The base image is a view taken at Fountains Abbey, UK in 1995. The second image shows that original image Inverted. Inversion on a black and white image puts the darks where the lights were, and vice versa - like a photographic negative. On a coloured image, it also inverts the colours to their opposites on the colour wheel. Here the greenish shades of the original have become purple. The third image shows the original image Posterised. Posterising an image cuts down on the number of tones, making it more flat and poster-like. You can see in the image the various tones in the original have changed to green, grey, yellow, black and white. I really like Posterising images, because it really changes the mood so effectively! It's also a fun way to see what's really there. Sometimes our eyes get hung up on the detail of an image, and Posterising really cuts to the chase.
While we're playing with Posterising, it's often quite interesting to Invert, then Posterise. In these images, the photo was inverted, as in the second previous image, and then Posterised with different settings, emphasising different tones.
I mentioned black and white images. This is the same image converted to black and white, using different levels. The third image is the first one Inverted. You can see that playing with the settings of the conversion gives quite different moods and emphasises different elements of the photo. Inverting the black and white image changes where the light falls. I find converting to black and white is often a useful step, if I want to take shapes from an image. It seems to clarify things, and often is a good intermediate step in changing a photo to a line drawing.

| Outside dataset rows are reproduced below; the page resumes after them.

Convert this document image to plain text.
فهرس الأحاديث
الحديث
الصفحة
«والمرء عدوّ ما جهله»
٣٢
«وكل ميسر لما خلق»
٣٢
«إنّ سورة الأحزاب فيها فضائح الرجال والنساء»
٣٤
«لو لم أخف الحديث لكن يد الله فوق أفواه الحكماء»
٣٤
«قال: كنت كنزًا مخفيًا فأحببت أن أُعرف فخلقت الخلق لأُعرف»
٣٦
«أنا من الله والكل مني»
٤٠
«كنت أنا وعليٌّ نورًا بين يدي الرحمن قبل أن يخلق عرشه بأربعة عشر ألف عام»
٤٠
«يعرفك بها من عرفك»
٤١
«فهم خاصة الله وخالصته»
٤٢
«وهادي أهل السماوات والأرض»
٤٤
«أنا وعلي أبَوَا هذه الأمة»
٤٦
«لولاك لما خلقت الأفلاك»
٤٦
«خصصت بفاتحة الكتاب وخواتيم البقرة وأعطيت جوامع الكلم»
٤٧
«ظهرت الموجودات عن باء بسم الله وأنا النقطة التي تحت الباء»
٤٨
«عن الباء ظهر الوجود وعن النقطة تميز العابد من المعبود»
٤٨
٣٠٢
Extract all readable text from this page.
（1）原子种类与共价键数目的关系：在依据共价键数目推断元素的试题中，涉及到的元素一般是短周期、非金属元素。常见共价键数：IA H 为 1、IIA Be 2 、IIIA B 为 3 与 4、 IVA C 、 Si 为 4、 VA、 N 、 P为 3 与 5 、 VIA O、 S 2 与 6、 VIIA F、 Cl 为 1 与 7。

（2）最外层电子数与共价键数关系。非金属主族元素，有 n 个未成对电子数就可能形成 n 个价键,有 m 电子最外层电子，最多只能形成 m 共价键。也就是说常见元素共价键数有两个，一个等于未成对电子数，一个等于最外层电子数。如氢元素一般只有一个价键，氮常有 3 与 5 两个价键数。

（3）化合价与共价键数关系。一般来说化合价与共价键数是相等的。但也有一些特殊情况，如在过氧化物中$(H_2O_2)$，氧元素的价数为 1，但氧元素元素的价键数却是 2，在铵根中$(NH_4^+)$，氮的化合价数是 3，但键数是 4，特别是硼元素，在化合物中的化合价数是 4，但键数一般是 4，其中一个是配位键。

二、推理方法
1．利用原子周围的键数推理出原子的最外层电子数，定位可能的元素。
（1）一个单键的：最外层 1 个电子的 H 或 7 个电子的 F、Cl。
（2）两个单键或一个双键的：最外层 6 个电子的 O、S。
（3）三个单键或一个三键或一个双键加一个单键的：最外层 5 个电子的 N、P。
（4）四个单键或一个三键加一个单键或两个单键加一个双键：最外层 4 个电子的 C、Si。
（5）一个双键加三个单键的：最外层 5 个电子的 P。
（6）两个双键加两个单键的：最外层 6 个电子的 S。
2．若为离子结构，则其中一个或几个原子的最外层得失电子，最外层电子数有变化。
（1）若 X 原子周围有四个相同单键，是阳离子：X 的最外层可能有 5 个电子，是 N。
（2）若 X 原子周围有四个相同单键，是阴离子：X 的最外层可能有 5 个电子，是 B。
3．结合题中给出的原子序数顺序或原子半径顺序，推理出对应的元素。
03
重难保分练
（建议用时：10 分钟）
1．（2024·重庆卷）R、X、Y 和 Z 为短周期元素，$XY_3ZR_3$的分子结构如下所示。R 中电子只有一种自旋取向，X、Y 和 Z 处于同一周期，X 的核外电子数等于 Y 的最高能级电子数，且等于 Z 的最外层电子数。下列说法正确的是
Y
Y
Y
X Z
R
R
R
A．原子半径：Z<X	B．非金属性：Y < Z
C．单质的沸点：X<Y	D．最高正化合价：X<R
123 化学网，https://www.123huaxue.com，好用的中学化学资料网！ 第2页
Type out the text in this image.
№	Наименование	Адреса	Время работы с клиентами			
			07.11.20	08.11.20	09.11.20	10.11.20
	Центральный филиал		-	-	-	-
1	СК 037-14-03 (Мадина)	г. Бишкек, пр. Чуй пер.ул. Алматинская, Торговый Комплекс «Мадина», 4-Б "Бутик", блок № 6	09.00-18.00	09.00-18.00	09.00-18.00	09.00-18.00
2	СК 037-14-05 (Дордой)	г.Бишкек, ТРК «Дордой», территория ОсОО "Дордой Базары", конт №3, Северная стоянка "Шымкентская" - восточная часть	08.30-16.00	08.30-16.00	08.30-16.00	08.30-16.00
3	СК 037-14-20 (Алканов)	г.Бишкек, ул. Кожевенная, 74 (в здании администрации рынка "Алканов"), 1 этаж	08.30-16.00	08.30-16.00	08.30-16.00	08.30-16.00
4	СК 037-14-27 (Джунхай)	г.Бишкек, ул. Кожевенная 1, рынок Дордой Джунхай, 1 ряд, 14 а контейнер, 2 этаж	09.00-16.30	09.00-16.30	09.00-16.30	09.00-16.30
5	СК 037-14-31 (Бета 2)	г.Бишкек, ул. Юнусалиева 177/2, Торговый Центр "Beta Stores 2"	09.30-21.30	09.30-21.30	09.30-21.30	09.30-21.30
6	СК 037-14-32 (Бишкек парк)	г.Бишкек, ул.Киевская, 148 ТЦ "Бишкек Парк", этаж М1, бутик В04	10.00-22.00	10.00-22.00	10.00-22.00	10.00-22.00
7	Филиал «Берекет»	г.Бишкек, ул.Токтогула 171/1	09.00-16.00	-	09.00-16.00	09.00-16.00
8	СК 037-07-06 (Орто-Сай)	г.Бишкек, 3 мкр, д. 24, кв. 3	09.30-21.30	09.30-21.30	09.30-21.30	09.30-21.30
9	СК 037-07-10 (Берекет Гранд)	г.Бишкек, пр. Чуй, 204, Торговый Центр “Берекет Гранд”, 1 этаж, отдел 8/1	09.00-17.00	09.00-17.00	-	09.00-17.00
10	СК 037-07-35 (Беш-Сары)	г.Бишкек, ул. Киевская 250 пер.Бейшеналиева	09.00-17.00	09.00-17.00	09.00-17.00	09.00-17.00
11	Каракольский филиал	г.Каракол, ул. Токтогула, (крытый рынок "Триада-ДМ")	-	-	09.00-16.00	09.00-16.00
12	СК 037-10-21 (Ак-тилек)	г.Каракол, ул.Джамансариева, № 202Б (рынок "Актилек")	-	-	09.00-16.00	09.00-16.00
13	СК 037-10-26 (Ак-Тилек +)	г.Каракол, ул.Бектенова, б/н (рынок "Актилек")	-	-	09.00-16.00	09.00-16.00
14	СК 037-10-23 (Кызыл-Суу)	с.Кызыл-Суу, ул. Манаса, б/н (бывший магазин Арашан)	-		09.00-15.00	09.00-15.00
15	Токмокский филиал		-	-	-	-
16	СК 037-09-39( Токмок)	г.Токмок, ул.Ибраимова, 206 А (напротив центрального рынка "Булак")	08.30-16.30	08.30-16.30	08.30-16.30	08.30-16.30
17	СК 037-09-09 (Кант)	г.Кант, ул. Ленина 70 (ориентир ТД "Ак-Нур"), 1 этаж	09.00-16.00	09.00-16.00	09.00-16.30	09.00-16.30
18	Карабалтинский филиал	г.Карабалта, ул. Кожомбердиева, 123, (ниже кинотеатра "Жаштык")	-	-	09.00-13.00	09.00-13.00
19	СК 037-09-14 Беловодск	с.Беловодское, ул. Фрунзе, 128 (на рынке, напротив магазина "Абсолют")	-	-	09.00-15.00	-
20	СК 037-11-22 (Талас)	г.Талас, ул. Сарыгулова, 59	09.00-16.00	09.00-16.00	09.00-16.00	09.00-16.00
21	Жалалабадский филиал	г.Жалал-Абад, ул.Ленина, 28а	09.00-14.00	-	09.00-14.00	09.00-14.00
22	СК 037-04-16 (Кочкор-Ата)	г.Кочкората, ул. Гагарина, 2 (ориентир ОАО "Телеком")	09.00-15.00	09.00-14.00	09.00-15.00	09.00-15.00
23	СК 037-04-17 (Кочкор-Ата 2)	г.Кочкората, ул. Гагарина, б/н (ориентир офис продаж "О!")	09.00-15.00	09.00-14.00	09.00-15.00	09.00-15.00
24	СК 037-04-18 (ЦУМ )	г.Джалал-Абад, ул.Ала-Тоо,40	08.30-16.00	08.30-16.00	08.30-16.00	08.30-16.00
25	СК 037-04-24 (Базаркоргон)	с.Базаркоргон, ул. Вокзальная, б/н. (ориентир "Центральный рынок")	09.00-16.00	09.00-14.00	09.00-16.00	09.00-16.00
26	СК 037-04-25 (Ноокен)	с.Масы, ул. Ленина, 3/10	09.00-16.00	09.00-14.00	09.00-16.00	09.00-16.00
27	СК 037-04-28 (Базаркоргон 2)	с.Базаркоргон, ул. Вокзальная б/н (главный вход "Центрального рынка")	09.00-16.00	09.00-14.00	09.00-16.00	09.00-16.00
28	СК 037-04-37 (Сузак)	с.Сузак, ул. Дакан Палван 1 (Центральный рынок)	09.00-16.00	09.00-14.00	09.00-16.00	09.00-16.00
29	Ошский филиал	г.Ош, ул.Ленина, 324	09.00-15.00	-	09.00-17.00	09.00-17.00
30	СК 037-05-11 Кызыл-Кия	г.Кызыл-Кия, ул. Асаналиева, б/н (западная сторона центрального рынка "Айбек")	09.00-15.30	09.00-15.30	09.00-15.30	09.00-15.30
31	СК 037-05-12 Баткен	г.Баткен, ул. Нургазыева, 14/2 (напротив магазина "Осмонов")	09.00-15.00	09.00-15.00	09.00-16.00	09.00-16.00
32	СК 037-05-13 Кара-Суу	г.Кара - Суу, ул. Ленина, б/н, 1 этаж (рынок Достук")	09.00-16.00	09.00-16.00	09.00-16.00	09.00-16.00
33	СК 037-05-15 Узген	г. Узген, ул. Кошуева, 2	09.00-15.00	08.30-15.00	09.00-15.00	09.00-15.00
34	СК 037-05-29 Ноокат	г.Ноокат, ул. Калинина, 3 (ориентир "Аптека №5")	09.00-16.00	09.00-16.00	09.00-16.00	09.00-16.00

Most graphics programs are designed to improve not-very-good photos! So you usually have some means of correcting exposure. Playig with exposure settings can also significantly change the photos you want to use in your art. You can often set a light source, and of course over- or under-expose to create a mood. The first image above had a light source set at the actual light source (the door at the end), while the other two were over- and under-exposed.
Most programs have a number of distortion options. These are just a few - the best bet is  to play with your software and see what you can do with it. These are Ripple, Distorting upwards (you can go in any direction), Blast or wind effects (and the same image Inverted), Wind effects Posterised, and Faceted. Ripple and Faceted look rather like water reflections - or as if your image is about to disappear!
The first three images here use the Emboss function, which is found in most programs. It changes the image to look like a low relief. By itself, it's pretty boring but if you Posterise it as well (two different settings shown here), it really emphasises the shadows of the embossed image. The images in the second row show Tiled (or Puzzle) images, with different values of disruption. I haven't found a way to use this function in my textile art yet (other than patchwork) but it's interesting!
These images show various kinds of blur. Gaussian blur, Motion blur, Motion blur Posterised, Zoom blur with the focus above the light source, Zoom blur  with the focus below the light course and Zoom blur with a narrower focus, off centre left. I like the way that the door at the end becomes ambiguous - perhaps a figure?
These images play with the Equalize function. Basically, it's a brightness adjustment, that changes all the bright areas of your image to the same level. The first image has been Equalized, the second Equalized and Inverted, the third Equalized and Posterised, to further flatten the image. Compare the third image here to the third one in the first set of images, which was simply Posterised. Different effect, isn't it? If you were going to emphasise the two images with stitch, you'd take them along different paths.
Last of all, changes in hue can really affect the mood of your image. The first has the hue manipulated, the second has changes in both the hue and the saturation and the third in hue and exposure. Each has its own mood.

This is just a quick gallop though some common possibilities. It really isn't a substitute to playing with your software to see what you can achieve. But keep in mind, you can spend hours playing with images like this, but how useful is it if you don't take that next step and actually print one out to work with?